Building healthy and rejecting harmfulness: a reflection on the purpose of planning

by Emma Cooke, External Affairs Manager

Much has already been written about the recently published consultation on the government’s proposed approach to reviewing the National Planning Policy Framework (NPPF) — asking questions about how the proposals will affect housing supply, what the implications of National Development Management Policies might be, and whether enough detail has yet been released to answer those questions.

But what of the policy objectives themselves — the drivers for making changes to the NPPF?

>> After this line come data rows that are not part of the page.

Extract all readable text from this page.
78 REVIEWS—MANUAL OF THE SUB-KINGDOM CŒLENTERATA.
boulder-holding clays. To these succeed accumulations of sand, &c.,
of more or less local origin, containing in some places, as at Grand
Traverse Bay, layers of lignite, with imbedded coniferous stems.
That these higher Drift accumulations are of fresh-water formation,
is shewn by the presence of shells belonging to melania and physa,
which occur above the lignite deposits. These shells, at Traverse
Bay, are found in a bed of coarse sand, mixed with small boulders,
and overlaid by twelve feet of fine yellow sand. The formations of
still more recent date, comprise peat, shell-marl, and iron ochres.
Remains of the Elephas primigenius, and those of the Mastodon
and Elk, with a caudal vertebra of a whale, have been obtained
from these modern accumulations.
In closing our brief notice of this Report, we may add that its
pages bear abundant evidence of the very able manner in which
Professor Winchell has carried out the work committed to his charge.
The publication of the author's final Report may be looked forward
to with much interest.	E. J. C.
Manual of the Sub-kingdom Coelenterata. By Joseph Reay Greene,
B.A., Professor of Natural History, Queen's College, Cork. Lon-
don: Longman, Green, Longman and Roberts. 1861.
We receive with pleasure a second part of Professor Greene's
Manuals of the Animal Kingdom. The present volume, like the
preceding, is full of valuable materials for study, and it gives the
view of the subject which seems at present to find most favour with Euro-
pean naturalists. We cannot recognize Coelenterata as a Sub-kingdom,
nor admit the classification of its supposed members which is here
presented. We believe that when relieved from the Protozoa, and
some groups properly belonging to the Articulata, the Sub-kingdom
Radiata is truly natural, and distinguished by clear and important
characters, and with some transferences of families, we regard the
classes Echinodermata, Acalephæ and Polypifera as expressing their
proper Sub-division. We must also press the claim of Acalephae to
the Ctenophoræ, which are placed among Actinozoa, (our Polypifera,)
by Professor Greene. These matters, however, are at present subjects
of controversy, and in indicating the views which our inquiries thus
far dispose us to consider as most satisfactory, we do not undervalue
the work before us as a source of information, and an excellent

The objectives of the planning system

The consultation document makes clear that any changes made to the NPPF will be made with the intention of supporting ‘our wider objectives of making the planning system work better for communities, delivering more homes through sustainable development, building pride in place and supporting levelling up more generally’.

While these may be worthy objectives in themselves, what is glaring in its omission is any reference to the impact of places (and thus planning) on people, on their health, wellbeing or quality of life.

Surely this must be a central pillar of any reforms to the planning system, and indeed of the system itself?

Places directly impact our mental and physical health

If there’s one thing we’re absolutely clear about, it’s that the places that we live — our homes and neighbourhoods — have a direct impact on both our mental and physical health.

Our own Quality of Life Framework makes these links clearly, as does the vast amount of research summarised in our Evidence Review.

So it stands to reason that we should expect our planning system to deliver for the betterment of health — that we should make the decisions at the earliest of stages in the development process to design and build homes that really can act as the foundation for healthy, happy and productive lives.

Should beauty come before health?

The policy objectives are unpacked further as the paper continues. Reference is made to some very important factors, for example:

  • More democratic engagement with communities and local plans
  • Better environmental outcomes.

But significant weight is also given to ‘building beautiful and refusing ugliness’. In fact, this is the first objective listed. But what is beautiful? What is ugliness? And should this really be the top priority of our planning system?

Commentators have also acknowledged the impact that some of the proposals will have on delivering the homes the country needs, which also has a significant bearing on health and wellbeing.

Yes, we want to see well-designed places, and we want people to want to live in the homes and neighbourhoods that are developed. But in a country where those who live in the most deprived areas will die up to 18 years earlier than those in the most affluent, shouldn’t ‘building healthy and rejecting harmfulness’ be a greater priority? Healthy homes may very well also be beautiful homes after all.

We will of course be digging deeper into the consultation, and putting our views on the proposals forward through our membership of the Better Planning Coalition.

But a pause for reflection on the purpose of planning seems pertinent just now.